Namun Mubarok yang juga menjadi anggota Dewan Pembina Partai Demokrat tersebut mengaku tidak tahu aliran dana yang diduga mengalir saat kongres.
"Tidak ada (uang) saya tidak tahu," jelas Mubarok.
Mubarok mengaku bahwa uang transportasi yang diberikan sebesar Rp5 juta merupakan uang transportasi.
"Kalau (Rp5 juta) itu legal, kalau BB (Blackberry) tidak tahu," tambah Mubarok.
Padahal menurut Ketua Pengawas Partai Demokrat TB Silalahi yang telah diperiksa KPK pada Rabu (11/12), ia menerima laporan dari beberapa mantan ketua Dewan Pimpinan Cabang mengenai adanya pemberian uang saat kongres Demokrat.
"(Uang transport) itu semua diberikan, dibolehkan oleh Pak SBY, uang transport boleh antara Rp1--5 juta," jelas Mubarok.
Ia pun mengaku tidak mengurus uang saat kongres.
"Saya tidak tahu, saya tidak mengurus uang, sudah ya," kata Mubarok.

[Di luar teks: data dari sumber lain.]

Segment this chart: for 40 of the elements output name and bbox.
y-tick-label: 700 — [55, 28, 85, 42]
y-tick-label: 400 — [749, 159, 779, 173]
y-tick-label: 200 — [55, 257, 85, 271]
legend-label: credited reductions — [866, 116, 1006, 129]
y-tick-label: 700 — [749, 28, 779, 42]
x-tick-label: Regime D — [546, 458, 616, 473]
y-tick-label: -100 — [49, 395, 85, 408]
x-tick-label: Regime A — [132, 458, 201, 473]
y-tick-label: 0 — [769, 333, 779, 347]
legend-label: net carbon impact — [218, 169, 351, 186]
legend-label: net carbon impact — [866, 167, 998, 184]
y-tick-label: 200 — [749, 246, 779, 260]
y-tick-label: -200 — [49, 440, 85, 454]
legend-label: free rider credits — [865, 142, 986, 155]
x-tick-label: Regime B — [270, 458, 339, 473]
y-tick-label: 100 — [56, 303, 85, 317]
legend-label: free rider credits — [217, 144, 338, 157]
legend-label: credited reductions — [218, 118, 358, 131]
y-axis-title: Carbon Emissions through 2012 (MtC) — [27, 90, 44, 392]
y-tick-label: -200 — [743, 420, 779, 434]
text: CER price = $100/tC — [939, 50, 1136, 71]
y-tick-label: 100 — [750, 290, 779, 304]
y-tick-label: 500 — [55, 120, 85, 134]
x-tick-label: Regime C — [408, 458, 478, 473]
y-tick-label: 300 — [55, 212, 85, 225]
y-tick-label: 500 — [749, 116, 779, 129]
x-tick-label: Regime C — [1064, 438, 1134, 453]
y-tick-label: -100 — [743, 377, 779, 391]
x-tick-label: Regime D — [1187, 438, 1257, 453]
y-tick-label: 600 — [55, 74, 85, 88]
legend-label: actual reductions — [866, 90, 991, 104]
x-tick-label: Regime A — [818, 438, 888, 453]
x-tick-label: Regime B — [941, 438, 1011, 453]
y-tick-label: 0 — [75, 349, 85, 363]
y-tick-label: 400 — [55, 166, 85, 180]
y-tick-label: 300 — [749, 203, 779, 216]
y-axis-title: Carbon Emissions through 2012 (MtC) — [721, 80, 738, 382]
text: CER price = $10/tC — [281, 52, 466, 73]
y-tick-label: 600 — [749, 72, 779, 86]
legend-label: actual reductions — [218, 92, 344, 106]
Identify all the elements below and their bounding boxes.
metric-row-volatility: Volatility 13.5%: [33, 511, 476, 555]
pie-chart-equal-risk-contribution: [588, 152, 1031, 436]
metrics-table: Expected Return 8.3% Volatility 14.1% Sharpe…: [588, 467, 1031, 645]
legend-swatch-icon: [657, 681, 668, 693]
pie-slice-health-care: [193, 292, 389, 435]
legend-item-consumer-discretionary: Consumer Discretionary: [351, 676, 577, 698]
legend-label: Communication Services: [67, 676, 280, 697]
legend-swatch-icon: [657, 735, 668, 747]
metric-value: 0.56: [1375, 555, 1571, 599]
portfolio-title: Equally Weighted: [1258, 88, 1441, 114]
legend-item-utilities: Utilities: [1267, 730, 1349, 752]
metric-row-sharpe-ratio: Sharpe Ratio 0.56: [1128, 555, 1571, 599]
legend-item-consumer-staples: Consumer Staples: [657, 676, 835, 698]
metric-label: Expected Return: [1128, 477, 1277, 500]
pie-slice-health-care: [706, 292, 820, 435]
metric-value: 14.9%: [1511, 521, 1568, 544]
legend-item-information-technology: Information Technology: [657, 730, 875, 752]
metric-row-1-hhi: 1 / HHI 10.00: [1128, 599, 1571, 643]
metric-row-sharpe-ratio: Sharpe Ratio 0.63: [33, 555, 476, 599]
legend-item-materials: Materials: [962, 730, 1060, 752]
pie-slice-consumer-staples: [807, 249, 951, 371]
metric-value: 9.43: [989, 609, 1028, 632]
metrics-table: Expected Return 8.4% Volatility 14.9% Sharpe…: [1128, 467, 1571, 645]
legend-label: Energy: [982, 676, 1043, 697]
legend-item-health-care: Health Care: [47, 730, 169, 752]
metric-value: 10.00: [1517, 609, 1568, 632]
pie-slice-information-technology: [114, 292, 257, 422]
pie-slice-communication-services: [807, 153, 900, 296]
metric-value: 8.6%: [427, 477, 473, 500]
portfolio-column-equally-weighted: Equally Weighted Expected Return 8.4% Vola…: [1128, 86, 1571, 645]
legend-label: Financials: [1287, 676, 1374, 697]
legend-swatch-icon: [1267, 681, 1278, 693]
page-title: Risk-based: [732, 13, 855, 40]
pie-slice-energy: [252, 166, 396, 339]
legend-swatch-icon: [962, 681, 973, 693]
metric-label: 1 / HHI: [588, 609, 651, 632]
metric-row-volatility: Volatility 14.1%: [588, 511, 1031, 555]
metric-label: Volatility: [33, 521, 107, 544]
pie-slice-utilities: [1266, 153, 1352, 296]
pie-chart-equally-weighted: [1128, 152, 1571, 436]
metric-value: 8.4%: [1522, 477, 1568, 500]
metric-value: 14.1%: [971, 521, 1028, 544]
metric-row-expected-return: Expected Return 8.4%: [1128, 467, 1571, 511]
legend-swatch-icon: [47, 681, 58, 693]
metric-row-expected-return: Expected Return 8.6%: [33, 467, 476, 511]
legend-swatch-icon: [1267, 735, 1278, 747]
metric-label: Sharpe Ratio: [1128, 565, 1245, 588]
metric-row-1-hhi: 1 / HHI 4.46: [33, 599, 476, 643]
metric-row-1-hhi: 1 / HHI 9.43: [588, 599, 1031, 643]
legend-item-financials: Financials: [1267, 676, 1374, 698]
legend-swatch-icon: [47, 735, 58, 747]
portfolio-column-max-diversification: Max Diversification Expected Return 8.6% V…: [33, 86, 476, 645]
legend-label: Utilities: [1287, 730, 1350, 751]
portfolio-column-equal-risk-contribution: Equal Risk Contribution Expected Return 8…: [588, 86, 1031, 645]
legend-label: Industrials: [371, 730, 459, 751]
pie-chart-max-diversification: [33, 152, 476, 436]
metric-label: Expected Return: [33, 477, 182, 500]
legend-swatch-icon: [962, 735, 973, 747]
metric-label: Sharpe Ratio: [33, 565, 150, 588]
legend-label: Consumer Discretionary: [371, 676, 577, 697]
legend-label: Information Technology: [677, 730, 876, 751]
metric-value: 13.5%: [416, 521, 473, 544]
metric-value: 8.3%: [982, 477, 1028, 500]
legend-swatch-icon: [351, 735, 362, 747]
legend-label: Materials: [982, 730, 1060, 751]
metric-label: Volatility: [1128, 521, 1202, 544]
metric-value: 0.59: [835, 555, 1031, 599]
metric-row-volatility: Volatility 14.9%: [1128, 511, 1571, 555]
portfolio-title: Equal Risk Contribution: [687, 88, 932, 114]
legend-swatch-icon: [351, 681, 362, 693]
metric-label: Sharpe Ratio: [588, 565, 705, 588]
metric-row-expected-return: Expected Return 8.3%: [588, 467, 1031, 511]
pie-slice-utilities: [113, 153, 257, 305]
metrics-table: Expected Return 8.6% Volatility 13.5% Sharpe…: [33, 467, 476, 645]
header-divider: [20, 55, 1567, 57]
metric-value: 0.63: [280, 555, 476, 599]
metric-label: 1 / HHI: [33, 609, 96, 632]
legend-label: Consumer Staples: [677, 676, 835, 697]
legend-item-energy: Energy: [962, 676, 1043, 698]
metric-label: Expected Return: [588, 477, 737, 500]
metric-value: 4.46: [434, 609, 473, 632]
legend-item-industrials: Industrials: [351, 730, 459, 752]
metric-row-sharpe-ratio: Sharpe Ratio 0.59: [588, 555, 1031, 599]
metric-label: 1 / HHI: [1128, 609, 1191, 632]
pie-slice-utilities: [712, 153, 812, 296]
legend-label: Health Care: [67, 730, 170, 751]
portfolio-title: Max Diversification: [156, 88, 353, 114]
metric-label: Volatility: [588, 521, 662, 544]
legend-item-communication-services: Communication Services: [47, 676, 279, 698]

Dalam kasus yang sama, selain Ahmad Mubarok, KPK juga memeriksa mantan Ketua Komisi X Mahyudin dan anggota DPR dari fraksi Partai Demokrat Mirwan Amir dan Maimara Tando.
KPK sebelumnya sudah memeriksa fungsionaris Partai Demokrat Wakil Ketua Dewan Pembina partai tersebut Marzuki Alie, Wakil Ketua Umum Partai Demokrat Max Sopacua, anggota Komisi III Ruhut Sitompul dan Ketua Departemen Perekonomian Sutan Bhatoegana.
KPK saat ini sedang menggali informasi mengenai sumber pendanaan Kongres Partai Demokrat 2010 yang diduga mengalir dari proyek P3SON Hambalang yang merugikan keuangan negara hingga Rp463,66 miliar.
Dalam kasus ini Anas ditetapkan sebagai tersangka pada 22 Februari 2012 berdasarkan pasal 12 huruf a atau huruf b atau pasal 11 UU no 31 tahun 1999 sebagaimana telah diubah menjadi UU no 20 tahun 2001 tentang penyelenggara negara yang menerima suap atau gratifikasi dengan ancaman pidana penjara seumur hidup atau pidana penjara paling singkat 4-20 tahun dan pidana denda Rp200-Rp1 miliar.
Anas diduga menerima hadiah atau janji berkaitan dengan proses perencanaan dan pelaksanaan pembangunan Pusat Pendidikan, Pelatihan dan Sekolah di Hambalang dan proyek-proyek lainnya.
Bentuk hadiah tersebut adalah mobil Toyota Harrier senilai sekitar Rp800 juta dari kontraktor PT Adhi Karya untuk memuluskan pemenangan perusahaan tersebut, saat masih menjadi anggota DPR dari 2009 dan diberi plat B-15-AUD.